Increased Prescribing

Drug Abuse Warning Network (DAWN) data show that ED visits involving the nonmedical use of gabapentin have increased by 90% in the United States since 2008. In rural Kentucky, ED visits from the nonmedical use of gabapentin have increased 3000%, Dr Insler said.

DAWN data also suggest that 20% of patients in treatment may misuse or abuse gabapentin, he said.

During this period, there has been a rise in gabapentin prescribing, Dr Insler noted.

"Clinicians should use caution when considering gabapentin, particularly with opioid-dependent patients or those with a history of nonmedical use of prescription drugs," he added.

"One of the downsides with gabapentin, since it is not a controlled substance, you can't work it into the prescription monitoring program and see if the patient has filled other gabapentin scripts from other clinicians. I would love that if we had that, but we don't. So right now, use caution. Don't necessarily avoid prescribing it, but be careful and prescribe it from visit to visit. Don't just give somebody six refills and say you will see them in 6 months, something I've seen many times," Dr Insler said.

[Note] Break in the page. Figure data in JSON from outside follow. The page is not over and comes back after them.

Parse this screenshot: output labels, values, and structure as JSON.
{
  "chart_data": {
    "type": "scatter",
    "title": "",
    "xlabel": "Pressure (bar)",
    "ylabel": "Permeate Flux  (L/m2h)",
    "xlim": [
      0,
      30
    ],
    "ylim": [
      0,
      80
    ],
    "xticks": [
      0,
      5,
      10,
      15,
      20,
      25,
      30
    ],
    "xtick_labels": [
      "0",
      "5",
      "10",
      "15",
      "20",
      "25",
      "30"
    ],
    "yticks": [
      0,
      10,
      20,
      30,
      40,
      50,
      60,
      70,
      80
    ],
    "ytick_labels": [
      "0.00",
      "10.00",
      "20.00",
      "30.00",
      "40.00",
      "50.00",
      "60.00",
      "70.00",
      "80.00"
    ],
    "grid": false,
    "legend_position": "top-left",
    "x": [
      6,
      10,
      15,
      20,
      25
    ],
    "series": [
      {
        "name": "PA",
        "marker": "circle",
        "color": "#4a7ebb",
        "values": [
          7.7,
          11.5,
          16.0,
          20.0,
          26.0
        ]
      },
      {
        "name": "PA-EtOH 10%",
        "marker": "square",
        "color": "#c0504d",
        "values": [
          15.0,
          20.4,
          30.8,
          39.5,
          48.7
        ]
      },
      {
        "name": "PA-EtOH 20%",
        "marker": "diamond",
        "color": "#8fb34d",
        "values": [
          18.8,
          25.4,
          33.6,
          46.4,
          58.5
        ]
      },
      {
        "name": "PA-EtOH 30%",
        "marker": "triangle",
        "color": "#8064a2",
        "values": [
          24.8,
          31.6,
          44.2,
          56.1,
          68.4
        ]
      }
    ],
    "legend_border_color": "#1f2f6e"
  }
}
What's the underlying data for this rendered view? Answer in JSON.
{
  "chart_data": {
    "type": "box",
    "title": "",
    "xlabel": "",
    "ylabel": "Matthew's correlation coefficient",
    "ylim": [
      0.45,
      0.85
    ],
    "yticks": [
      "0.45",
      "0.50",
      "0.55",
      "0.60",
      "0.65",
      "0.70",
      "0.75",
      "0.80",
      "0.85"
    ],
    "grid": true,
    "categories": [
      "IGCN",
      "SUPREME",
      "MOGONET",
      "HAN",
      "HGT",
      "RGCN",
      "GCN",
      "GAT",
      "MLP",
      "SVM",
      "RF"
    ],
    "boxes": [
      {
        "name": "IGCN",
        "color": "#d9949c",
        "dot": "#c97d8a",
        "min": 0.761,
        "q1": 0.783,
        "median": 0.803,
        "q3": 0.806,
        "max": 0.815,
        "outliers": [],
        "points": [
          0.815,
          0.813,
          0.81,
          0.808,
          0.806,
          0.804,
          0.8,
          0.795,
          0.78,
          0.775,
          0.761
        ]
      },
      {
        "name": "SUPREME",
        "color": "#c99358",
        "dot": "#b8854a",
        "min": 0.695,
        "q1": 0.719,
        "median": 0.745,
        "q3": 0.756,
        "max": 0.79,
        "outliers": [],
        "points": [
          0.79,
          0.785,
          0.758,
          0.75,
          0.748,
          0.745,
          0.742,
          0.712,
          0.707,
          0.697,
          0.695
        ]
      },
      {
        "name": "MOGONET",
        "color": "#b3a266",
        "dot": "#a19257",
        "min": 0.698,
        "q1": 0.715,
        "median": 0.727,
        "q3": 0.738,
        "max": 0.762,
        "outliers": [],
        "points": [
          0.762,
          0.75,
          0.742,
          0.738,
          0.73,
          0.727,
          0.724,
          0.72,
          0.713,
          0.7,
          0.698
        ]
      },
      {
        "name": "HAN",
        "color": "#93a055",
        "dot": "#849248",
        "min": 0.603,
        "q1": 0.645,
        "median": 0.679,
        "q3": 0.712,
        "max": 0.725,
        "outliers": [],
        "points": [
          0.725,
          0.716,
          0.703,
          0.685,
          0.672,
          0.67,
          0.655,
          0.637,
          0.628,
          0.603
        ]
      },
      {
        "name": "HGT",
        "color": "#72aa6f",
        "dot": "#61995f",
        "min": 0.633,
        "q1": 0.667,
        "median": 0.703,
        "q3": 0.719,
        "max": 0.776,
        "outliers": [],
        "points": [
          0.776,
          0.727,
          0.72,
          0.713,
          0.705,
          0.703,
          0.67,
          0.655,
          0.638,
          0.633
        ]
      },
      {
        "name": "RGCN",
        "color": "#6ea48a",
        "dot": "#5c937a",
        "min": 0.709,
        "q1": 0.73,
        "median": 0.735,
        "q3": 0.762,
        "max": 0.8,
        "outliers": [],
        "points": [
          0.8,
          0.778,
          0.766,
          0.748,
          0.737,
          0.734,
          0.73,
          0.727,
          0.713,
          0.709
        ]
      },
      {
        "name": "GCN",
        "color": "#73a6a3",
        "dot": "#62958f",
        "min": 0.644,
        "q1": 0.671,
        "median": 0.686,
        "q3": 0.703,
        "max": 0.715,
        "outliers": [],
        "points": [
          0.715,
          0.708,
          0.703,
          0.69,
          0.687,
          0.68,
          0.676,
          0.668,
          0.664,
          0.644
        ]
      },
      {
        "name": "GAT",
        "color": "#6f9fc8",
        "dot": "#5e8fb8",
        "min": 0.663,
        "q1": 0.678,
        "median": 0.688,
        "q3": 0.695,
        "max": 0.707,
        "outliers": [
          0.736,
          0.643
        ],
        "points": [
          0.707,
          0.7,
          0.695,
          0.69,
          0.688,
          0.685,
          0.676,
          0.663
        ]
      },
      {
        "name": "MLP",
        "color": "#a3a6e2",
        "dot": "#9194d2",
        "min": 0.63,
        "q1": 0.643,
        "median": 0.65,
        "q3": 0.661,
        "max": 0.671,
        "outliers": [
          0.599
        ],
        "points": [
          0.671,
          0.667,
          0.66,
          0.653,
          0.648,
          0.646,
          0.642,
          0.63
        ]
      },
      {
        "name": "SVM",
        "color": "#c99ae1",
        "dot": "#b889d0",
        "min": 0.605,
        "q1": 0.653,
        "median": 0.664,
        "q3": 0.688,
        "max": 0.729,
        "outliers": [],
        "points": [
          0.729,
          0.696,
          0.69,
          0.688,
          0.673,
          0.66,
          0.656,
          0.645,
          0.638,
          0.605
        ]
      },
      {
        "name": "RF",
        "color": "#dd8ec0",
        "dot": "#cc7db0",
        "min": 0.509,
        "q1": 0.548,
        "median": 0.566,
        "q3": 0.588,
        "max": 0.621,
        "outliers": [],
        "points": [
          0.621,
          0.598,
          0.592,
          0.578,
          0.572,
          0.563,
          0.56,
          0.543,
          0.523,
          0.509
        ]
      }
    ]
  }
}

"It's always a balance of trying to maintain your alliance with your patients and treat them well and not contribute to the problem of diversion or put patients at risk. I was taken by surprise when I first saw this case. It was my first but certainly not my last. I just want to increase awareness of the problem," he said.

Gabapentin Still Less Risky Than Other Anxiolytics

"We are certainly seeing some misuse of gabapentin, and available data are showing this," said Carla Marienfeld, MD, director of the Yale Psychiatry Residency Global Mental Health Program, Yale University School of Medicine, New Haven, Connecticut, when asked by Medscape Medical News to comment on this study.

Dr Carla Marienfeld

"However, clinical decisions about the use of gabapentin for anxiety or other psychiatric indications should be balanced against the much higher risks and known adverse effects of other anxiolytic medications while we gather more data on the actual risk with gabapentin," Dr Marienfeld said.

"Once you start giving a medication to substance abusers, unless it's downright aversive, which gabapentin is not, it gets abused by substance abusers, and particularly in combination with other things. So gabapentin in combination with a benzodiazepine, for example, or in combination with an opiate, and potentially even in combination with alcohol will potentiate the effect, and they like that," Thomas R. Kosten, MD, Jay H. Waggoner Chair and professor of psychiatry and neuroscience at Baylor College of Medicine and research director of the Michael E. DeBakey Veterans Affairs Medical Center, Houston, Texas, told Medscape Medical News.

"It’s a generic, so it's cheap, but still, it's pretty safe. A standard dose is 600 mg twice a day. You can take 3000 mg, probably, and we've given people up to 6000 mg. They're still standing, although they are sleepy. It's the same thing with benzos. I don't think you can die from a benzo overdose, and I don't think you can die from a gabapentin overdose. But you could mix them together and manage to do it," he said.

Dr Insler, Dr Marienfeld, and Dr Kosten report no relevant financial relationships.

American Academy of Addiction Psychiatry (AAAP) 26th Annual Meeting. Abstract 5. Presented December 5, 2015.